Пять дней мы решили провести у края пустыни, привыкая к жаре. Так уж вышло, что тренировался я, по существу, в одиночку. По четыре часа я проводил под самым неистовым солнцем, а когда в лагере приходил в себя, не переставал удивляться, как это в прошлый раз я выдерживал под таким же солнцем по десять часов кряду.
Вышли мы двадцатого июля. После полуторачасового перехода мы были уже у каньона, где, по расчетам, находился источник. Во рту — будто костер развели, но надежда хотя бы на один глоток воды подталкивала нас. Однако в источнике не оказалось ни капли. Он давно высох.

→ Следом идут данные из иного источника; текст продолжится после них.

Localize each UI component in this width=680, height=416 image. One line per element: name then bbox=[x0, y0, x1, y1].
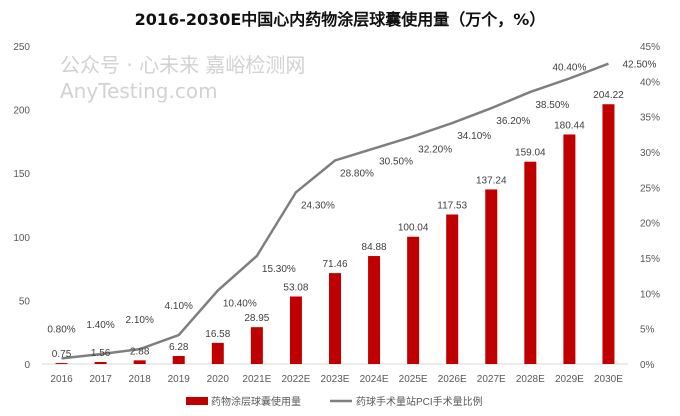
bar-data-label: 0.75 bbox=[52, 349, 72, 360]
left-tick-label: 250 bbox=[13, 42, 30, 53]
bar bbox=[446, 214, 459, 364]
line-data-label: 38.50% bbox=[535, 100, 569, 111]
x-tick-label: 2021E bbox=[242, 374, 271, 385]
right-tick-label: 45% bbox=[640, 42, 660, 53]
bar-data-label: 16.58 bbox=[205, 329, 230, 340]
right-tick-label: 25% bbox=[640, 183, 660, 194]
bar bbox=[289, 296, 302, 364]
line-series bbox=[61, 62, 609, 360]
bar-data-label: 28.95 bbox=[244, 313, 269, 324]
line-data-label: 34.10% bbox=[457, 131, 491, 142]
bar bbox=[524, 161, 537, 364]
right-tick-label: 40% bbox=[640, 77, 660, 88]
line-data-label: 1.40% bbox=[86, 320, 114, 331]
line-data-label: 36.20% bbox=[496, 116, 530, 127]
line-data-label: 10.40% bbox=[223, 299, 257, 310]
left-tick-label: 50 bbox=[19, 296, 31, 307]
legend-bar-label: 药物涂层球囊使用量 bbox=[211, 395, 301, 408]
bar bbox=[55, 363, 68, 364]
bar-data-label: 100.04 bbox=[398, 223, 429, 234]
line-data-label: 4.10% bbox=[165, 301, 193, 312]
line-data-label: 15.30% bbox=[262, 264, 296, 275]
bar-data-label: 1.56 bbox=[91, 348, 111, 359]
watermark: 公众号 · 心未来 嘉峪检测网 AnyTesting.com bbox=[60, 53, 306, 103]
x-tick-label: 2023E bbox=[321, 374, 350, 385]
legend-bar-swatch bbox=[186, 397, 208, 405]
bar bbox=[133, 360, 146, 364]
x-tick-label: 2030E bbox=[594, 374, 623, 385]
x-tick-label: 2016 bbox=[50, 374, 73, 385]
line-data-label: 32.20% bbox=[418, 144, 452, 155]
bar-data-label: 180.44 bbox=[554, 120, 585, 131]
chart-title: 2016-2030E中国心内药物涂层球囊使用量（万个，%） bbox=[134, 10, 546, 29]
x-tick-label: 2026E bbox=[438, 374, 467, 385]
legend-line-label: 药球手术量站PCI手术量比例 bbox=[356, 395, 483, 408]
x-tick-label: 2028E bbox=[516, 374, 545, 385]
left-tick-label: 200 bbox=[13, 106, 30, 117]
x-tick-label: 2024E bbox=[360, 374, 389, 385]
left-tick-label: 100 bbox=[13, 233, 30, 244]
line-data-label: 30.50% bbox=[379, 156, 413, 167]
right-tick-label: 5% bbox=[640, 325, 655, 336]
right-tick-label: 10% bbox=[640, 289, 660, 300]
bar bbox=[329, 273, 341, 364]
line-data-label: 0.80% bbox=[47, 324, 75, 335]
x-tick-label: 2018 bbox=[129, 374, 152, 385]
bar bbox=[172, 356, 185, 364]
right-tick-label: 15% bbox=[640, 254, 660, 265]
bar-data-label: 117.53 bbox=[437, 201, 467, 212]
bar-data-label: 137.24 bbox=[476, 175, 507, 186]
left-tick-label: 150 bbox=[13, 169, 30, 180]
line-data-label: 24.30% bbox=[301, 200, 335, 211]
x-tick-label: 2025E bbox=[399, 374, 428, 385]
bar bbox=[407, 236, 420, 364]
bar bbox=[485, 189, 498, 364]
line-data-label: 28.80% bbox=[340, 168, 374, 179]
left-tick-label: 0 bbox=[24, 360, 30, 371]
right-tick-label: 20% bbox=[640, 219, 660, 230]
bar bbox=[602, 104, 615, 364]
bar-data-label: 159.04 bbox=[515, 148, 546, 159]
right-tick-label: 35% bbox=[640, 113, 660, 124]
bar bbox=[250, 327, 263, 364]
bar bbox=[211, 342, 224, 364]
right-tick-label: 0% bbox=[640, 360, 655, 371]
bar-data-label: 84.88 bbox=[362, 242, 387, 253]
bar-data-label: 204.22 bbox=[593, 90, 624, 101]
x-tick-label: 2022E bbox=[281, 374, 310, 385]
x-tick-label: 2020 bbox=[207, 374, 230, 385]
line-data-label: 42.50% bbox=[622, 60, 656, 71]
x-tick-label: 2017 bbox=[89, 374, 112, 385]
x-tick-label: 2027E bbox=[477, 374, 506, 385]
bar-data-label: 6.28 bbox=[169, 342, 189, 353]
bar-data-label: 53.08 bbox=[283, 282, 308, 293]
x-tick-label: 2019 bbox=[168, 374, 191, 385]
x-tick-label: 2029E bbox=[555, 374, 584, 385]
bar-data-label: 71.46 bbox=[322, 259, 347, 270]
right-tick-label: 30% bbox=[640, 148, 660, 159]
bar bbox=[368, 256, 381, 364]
bar bbox=[563, 134, 576, 364]
bar bbox=[94, 362, 107, 364]
line-data-label: 40.40% bbox=[552, 63, 586, 74]
line-data-label: 2.10% bbox=[125, 315, 153, 326]
bar-data-label: 2.88 bbox=[130, 346, 150, 357]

Мы потащились дальше вдоль узкого каньона. Я знал, что он вскоре должен резко завернуть и вывести нас к старой, заброшенной шахте, в которой когда-то добывали золото. Еще до выхода из лагеря мы договорились с командованием отрядов, патрулировавших в пустыне, о том, чтобы около шахты нас ждал грузовик с припасами.
Местность гористая. Мы перевалили через первый хребет, задыхаясь от усталости, взобрались на гребень второго. Сверху уже видны были развалины шахтных построек. Солнце быстро катилось за горизонт, нам тоже приходилось спешить. Через час, еще засветло, мы были у грузовика. Пока журналисты фотографировали нас, я опустошал бутылки с водой. Я пил, пил до изнеможения, так что, наконец, не мог сделать ни глотка.

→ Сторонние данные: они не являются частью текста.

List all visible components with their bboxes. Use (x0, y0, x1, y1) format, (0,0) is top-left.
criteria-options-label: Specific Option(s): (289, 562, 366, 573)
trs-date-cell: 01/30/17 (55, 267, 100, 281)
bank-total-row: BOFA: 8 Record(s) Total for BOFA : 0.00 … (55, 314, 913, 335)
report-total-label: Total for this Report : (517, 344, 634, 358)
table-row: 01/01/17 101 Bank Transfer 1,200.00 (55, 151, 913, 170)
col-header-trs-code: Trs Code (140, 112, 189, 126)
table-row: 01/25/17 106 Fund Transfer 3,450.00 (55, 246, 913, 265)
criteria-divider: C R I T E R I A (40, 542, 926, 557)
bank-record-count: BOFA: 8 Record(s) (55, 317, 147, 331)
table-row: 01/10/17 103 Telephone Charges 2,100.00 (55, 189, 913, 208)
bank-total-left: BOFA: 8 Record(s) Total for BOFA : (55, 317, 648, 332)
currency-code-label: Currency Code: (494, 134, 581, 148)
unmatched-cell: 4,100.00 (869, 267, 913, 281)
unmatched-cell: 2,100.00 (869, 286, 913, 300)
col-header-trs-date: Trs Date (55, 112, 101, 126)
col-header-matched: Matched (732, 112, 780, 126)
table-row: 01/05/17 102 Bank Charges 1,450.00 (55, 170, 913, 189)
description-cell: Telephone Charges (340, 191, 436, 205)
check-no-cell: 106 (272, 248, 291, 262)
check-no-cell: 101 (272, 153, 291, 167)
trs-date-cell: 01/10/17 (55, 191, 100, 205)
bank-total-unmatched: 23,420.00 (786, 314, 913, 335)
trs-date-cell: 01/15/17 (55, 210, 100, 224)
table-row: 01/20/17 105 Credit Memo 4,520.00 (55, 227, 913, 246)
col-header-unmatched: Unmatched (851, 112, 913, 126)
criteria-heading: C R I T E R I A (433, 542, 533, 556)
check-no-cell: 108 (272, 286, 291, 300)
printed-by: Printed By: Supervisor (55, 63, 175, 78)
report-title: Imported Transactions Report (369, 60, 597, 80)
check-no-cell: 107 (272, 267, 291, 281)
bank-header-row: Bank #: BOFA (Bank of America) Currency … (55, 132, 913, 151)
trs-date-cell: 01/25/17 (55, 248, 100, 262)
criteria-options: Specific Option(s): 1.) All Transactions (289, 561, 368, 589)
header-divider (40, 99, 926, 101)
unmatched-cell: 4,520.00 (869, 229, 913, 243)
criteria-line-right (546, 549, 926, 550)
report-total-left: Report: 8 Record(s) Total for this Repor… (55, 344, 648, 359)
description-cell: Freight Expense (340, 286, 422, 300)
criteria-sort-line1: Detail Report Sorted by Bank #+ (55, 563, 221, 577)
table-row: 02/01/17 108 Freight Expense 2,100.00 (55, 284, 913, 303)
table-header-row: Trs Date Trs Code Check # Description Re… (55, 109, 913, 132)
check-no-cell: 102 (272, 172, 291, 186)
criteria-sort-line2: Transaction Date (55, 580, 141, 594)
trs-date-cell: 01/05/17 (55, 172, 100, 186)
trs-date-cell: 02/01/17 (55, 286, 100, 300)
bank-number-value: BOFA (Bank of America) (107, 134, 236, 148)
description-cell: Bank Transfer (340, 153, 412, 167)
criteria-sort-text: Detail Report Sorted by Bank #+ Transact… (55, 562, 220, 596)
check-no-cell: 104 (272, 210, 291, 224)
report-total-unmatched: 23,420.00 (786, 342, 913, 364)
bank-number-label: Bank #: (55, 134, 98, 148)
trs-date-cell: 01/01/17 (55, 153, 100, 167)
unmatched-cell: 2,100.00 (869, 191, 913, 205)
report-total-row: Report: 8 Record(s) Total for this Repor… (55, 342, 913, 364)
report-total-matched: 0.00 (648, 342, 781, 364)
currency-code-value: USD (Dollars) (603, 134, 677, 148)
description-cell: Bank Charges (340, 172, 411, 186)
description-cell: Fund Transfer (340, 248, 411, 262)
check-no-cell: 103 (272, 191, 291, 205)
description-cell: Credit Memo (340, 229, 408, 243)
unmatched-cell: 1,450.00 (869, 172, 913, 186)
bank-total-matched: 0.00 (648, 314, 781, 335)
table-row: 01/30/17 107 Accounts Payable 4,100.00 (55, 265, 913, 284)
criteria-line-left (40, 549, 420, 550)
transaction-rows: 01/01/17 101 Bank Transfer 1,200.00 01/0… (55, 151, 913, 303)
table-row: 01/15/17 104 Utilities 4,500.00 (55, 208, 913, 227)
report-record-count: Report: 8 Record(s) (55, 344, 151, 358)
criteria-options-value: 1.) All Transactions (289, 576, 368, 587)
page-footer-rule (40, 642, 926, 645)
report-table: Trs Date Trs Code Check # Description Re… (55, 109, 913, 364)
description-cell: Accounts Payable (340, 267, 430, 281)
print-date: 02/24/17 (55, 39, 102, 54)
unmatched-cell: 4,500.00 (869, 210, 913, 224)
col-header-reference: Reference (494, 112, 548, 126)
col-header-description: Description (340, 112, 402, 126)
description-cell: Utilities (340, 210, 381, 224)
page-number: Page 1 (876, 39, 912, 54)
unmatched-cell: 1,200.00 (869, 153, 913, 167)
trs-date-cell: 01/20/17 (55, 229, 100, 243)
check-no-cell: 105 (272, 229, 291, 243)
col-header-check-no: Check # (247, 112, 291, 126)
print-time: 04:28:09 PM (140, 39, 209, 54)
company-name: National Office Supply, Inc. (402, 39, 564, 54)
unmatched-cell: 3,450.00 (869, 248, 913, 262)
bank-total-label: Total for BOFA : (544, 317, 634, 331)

На ночь устроились в развалившейся хибаре, дырявые стены которой были открыты всем ветрам. Мы было уже переступили то, что раньше называлось порогом дома, как вдруг я услышал какой-то подозрительный шум. Схватив Мишеля за руку, и посветил фонариком вниз, в двух шагах от нас извивалась здоровенная гремучая змея. Концом палки я поддел ее, выкинул на открытое место и тут же добил. Ночь, судя по этой первой встрече, обещала быть весьма интересной, но мои товарищи наотрез отказались составить мне компанию и устроились снаружи.
Когда красные огоньки машины скрылись за поворотом, на долину вновь опустилась разбуженная было тишина...

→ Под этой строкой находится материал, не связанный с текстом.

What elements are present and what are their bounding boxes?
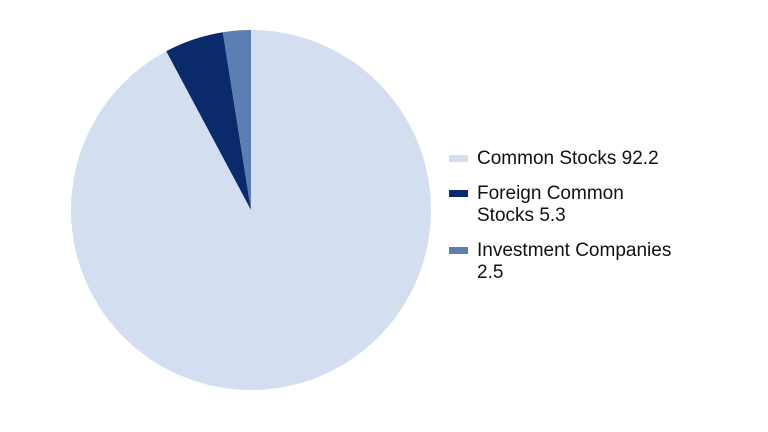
legend-item: Common Stocks 92.2: [449, 148, 681, 170]
legend-swatch: [449, 247, 468, 254]
legend-swatch: [449, 190, 468, 197]
legend-item: Investment Companies 2.5: [449, 240, 681, 284]
legend-value: 2.5: [477, 262, 504, 283]
pie-slice: [70, 30, 431, 390]
legend-label: Common Stocks 92.2: [477, 148, 679, 170]
legend-value: 5.3: [539, 205, 566, 226]
legend-category: Foreign Common Stocks: [477, 183, 624, 226]
pie-slice: [222, 30, 251, 210]
pie-slice: [166, 32, 251, 211]
legend-swatch: [449, 155, 468, 162]
legend-label: Foreign Common Stocks 5.3: [477, 183, 679, 227]
legend-value: 92.2: [621, 148, 659, 169]
legend-label: Investment Companies 2.5: [477, 240, 679, 284]
legend-category: Investment Companies: [477, 240, 672, 261]
legend-item: Foreign Common Stocks 5.3: [449, 183, 681, 227]
legend: Common Stocks 92.2 Foreign Common Stocks …: [449, 148, 681, 297]
legend-category: Common Stocks: [477, 148, 617, 169]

День второй. На следующий день, уже вечером, когда мы снова встретились с патрулем, Мишель и Колет сообщили мне, что больше они по этому аду не ходоки. На прощанье Мишель сказал: «Если хочешь знать, то всем вообще наплевать на то, что ты задумал. Да ничего и не выйдет, ты только один этого не понимаешь». Я не стал ему отвечать. Да и зачем? «Ладно, — сказал я им, — идите отдыхайте. Увидимся в понедельник вечером».